There are radical developments on the agricultural front!
Yet Indian agriculture policy has become very much out of date!
The world economic crisis has led to crisis in agriculture sector. Our agri exports are declining. Sensitive items, namely even the critical India-origin items like milk and milk power we are importing! We import sugar!
Our sugarcane farmers refuse to plant sugarcane!
Something radically wrong with our policy makers. So, please replace the current incumbent at the Krishi Bhavan!
Agriculture portfolio must be split into three separate subjects. Co-operative credit must be streamlined. There must be ways to save farmers from debt. They must be relieved from the burden of the debts.

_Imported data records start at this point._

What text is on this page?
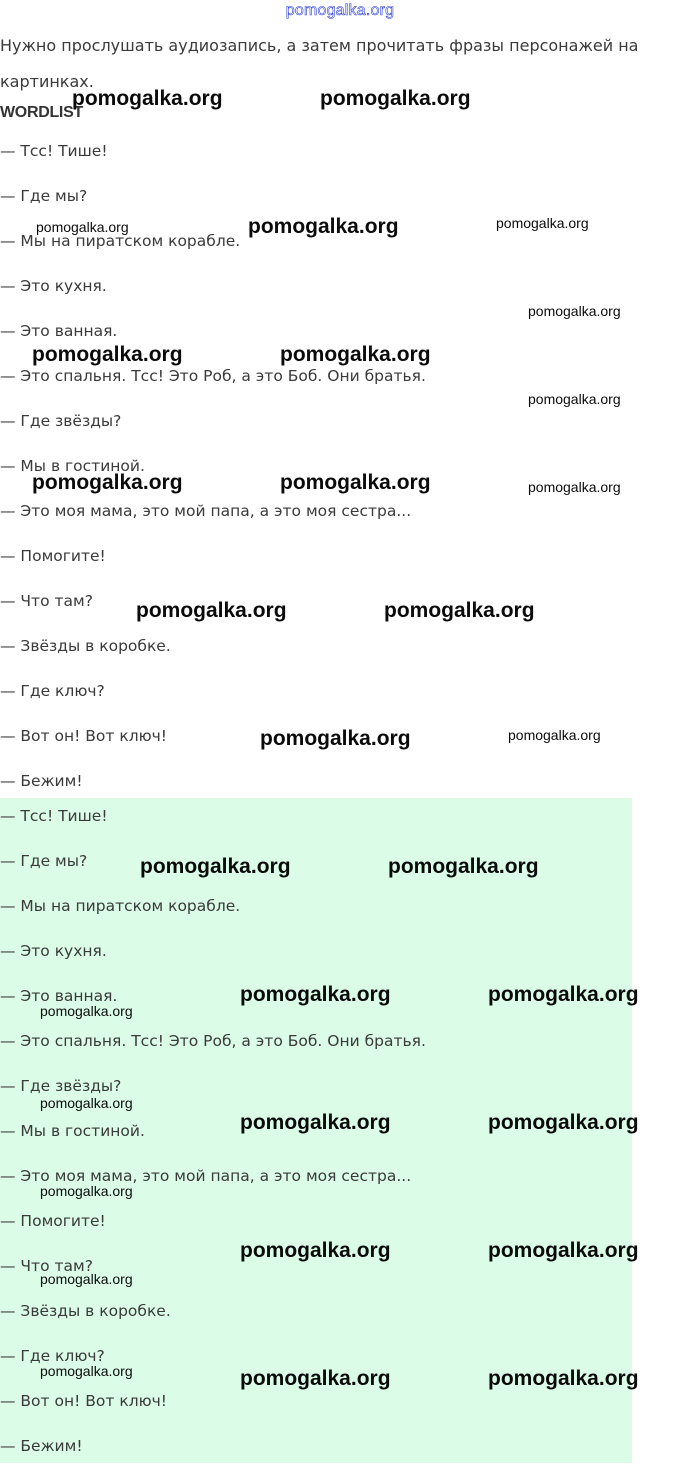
pomogalka.org
Нужно прослушать аудиозапись, а затем прочитать фразы персонажей на картинках.
WORDLIST
— Тсс! Тише!
— Где мы?
— Мы на пиратском корабле.
— Это кухня.
— Это ванная.
— Это спальня. Тсс! Это Роб, а это Боб. Они братья.
— Где звёзды?
— Мы в гостиной.
— Это моя мама, это мой папа, а это моя сестра...
— Помогите!
— Что там?
— Звёзды в коробке.
— Где ключ?
— Вот он! Вот ключ!
— Бежим!
— Тсс! Тише!
— Где мы?
— Мы на пиратском корабле.
— Это кухня.
— Это ванная.
— Это спальня. Тсс! Это Роб, а это Боб. Они братья.
— Где звёзды?
— Мы в гостиной.
— Это моя мама, это мой папа, а это моя сестра...
— Помогите!
— Что там?
— Звёзды в коробке.
— Где ключ?
— Вот он! Вот ключ!
— Бежим!
pomogalka.org	pomogalka.org
pomogalka.org	pomogalka.org	pomogalka.org
pomogalka.org
pomogalka.org	pomogalka.org
pomogalka.org
pomogalka.org	pomogalka.org	pomogalka.org
pomogalka.org	pomogalka.org
pomogalka.org	pomogalka.org
pomogalka.org	pomogalka.org
pomogalka.org	pomogalka.org
pomogalka.org
pomogalka.org
pomogalka.org	pomogalka.org
pomogalka.org
pomogalka.org	pomogalka.org
pomogalka.org
pomogalka.org	pomogalka.org	pomogalka.org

Ministers must tour the country intensively and directly interact with farmers.
Now, there is this tendency, this bogus showmanship of austerity and we don’t know where the ministers travel. We only see them travelling abroad, not inside the country. Even national calamities like massive floods, as in Karnataka and Andhra don’t see the ministers from their respective states not coming down from the heights of New Delhi mansions!

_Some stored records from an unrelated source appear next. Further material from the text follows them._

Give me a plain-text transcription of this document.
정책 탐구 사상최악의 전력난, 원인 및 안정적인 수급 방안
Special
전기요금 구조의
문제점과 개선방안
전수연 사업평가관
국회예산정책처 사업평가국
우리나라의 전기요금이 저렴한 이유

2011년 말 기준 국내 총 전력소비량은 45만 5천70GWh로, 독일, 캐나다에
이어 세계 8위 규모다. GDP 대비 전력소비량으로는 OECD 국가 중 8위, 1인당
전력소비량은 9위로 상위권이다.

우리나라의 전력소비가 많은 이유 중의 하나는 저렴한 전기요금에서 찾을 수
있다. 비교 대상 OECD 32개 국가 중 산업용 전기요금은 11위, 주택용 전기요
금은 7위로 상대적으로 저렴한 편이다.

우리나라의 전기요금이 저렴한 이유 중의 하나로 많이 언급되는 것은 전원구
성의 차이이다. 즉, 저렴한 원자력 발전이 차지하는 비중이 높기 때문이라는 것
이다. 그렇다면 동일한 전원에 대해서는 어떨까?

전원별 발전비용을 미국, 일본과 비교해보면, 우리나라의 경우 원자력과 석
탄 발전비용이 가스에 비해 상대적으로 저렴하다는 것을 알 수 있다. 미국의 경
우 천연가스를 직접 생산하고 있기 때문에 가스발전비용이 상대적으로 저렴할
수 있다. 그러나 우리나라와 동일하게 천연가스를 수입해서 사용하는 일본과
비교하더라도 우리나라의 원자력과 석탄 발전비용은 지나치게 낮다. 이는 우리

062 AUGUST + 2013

They are as busy and as routine-minded as if they suddenly became civil servants, civil servant types!
Minister doesn’t display any new ideas. They don’t display any understanding of the issues, more so in the farming sector, more so at the grassroots level. There are international talks on climate change and global warming. Experts say that they would have great impact on agriculture. Greenhouse gases, global warming would be accentuated by farming, more intensive farming means more environmental impact and in turn agriculture, farmers in particular would become victims of these current concerns.

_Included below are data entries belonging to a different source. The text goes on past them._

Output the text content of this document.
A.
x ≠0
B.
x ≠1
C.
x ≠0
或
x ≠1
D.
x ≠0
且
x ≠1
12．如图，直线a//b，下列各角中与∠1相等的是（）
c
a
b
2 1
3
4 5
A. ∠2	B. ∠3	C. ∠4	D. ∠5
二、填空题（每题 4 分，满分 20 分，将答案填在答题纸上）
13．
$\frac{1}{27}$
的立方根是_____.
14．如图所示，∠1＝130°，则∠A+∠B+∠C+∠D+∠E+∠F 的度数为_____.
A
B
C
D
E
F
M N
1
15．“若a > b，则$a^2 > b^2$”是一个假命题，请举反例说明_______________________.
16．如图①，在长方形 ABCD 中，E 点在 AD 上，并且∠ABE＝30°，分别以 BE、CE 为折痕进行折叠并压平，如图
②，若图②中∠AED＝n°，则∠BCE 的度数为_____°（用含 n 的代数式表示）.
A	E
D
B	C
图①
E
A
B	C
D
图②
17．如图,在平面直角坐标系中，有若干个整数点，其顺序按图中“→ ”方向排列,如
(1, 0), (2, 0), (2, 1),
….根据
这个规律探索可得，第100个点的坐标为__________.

But no one in the policy making circles, be it the Prime Minister or the agriculture minister or others talk of why agriculture is outside the agenda on the high table, so to say!
Agriculture is estimated to give rise to 14 per cent of the total annual harmful gas emissions. Jairam Ramesh is everywhere but not concerned with agriculture. How can you protect or reforest or prevent deforestation by simply operating out of the very large agricultural base. These are some of the issues in the shortsightedness of policy making in India.
Then there are the trade negotiations. How much we would make progress on gain from the WTO trade talk rounds? What is the state of the EU-India Free Trade talks?
EU seems to be talking much politics, issues directly that don’t concern agriculture, the poor farmers and then the EU seems to deploy this ploy to pressurise India to give in to its terms of the trade.
Then, there are the latest challenges from the broader and the international front.
The FDI flows into agriculture. There is a radical shift in the terms of the agriculture giving the new thrust to investments.
A new range of countries, from oil-rich Saudi Arabia and UAE, natural resources poor South Korea and even over-populated China and India are all going out and purchasing huge tracts of land, mostly from poor Africa and this spells a new trend, huge investments flowing into agriculture as a new sources of big wealth creation.
This directly impacts the agriculture sector as we have known it raditionally. For food crops farming.
What about food security as a national policy for many countries? Food security itself is now changing its meaning and significance.
It is not growing enough food and stocking it, it is also distributing food equitably.
There are distressing reports about children malnutrition.
Twenty five million more children will go hungry by the middle of this century, warns the UN Secretary General. So too FAO warns about likely food shortages.
The food prices have risen and they won’t go down. If at all they are predicted to go up further. Food prices rising are not just a matter for economics. It is a serious matter for political stability of many countries; there have been food riots in many countries, from Haiti to Thailand.
Leaders at the recent G-20 summit in Pittsburgh committed 2 bn dollars for food security and the UN is set to hold a summit on food security in November, its second since last year’s riots.
Food prices crisis, food shortages, food prices rise. These are the new developments and we have to learn to understand and analyse and educate and inform and make people, make farmers ready to understand and respond suitably.
Farmers have to be cared for by the governments, by the international agencies and also by the experts who so far have been confined to talk glibly about the out of one crop and the prices stability and so on.
Politicians at the state levels are simply blind to the larger picture.
They just announce the most populistic and the most irresponsible social policies that pay at the election hustings but they also help to ruin further and bring misery to the farmers. Indian farmers are notoriously in deep debts, they seem to be irrecoverable and owning land and also engaged in agriculture seems to be the sure way to permanent ruin of families.
Is this the way to talk of farming? But it is like this in the country. But one thing is sure. Farming can’t be left to farmers, can’t be left to politicians who don’t understand issues. You have to relax land reform laws. Otherwise the private investments, private entrepreneurship would migrate to foreign countries in Africa, Latin America and elsewhere, even to Burma and Indonesia so that large-scale agribusiness type operations are easy.
So, what is the answer from the policy makers? Why keep mum? For whose benefit?
We like to ask our policy makers!
Even we demand there is a change in the agriculture portfolio. How long can we put up with inaction on the part of the government?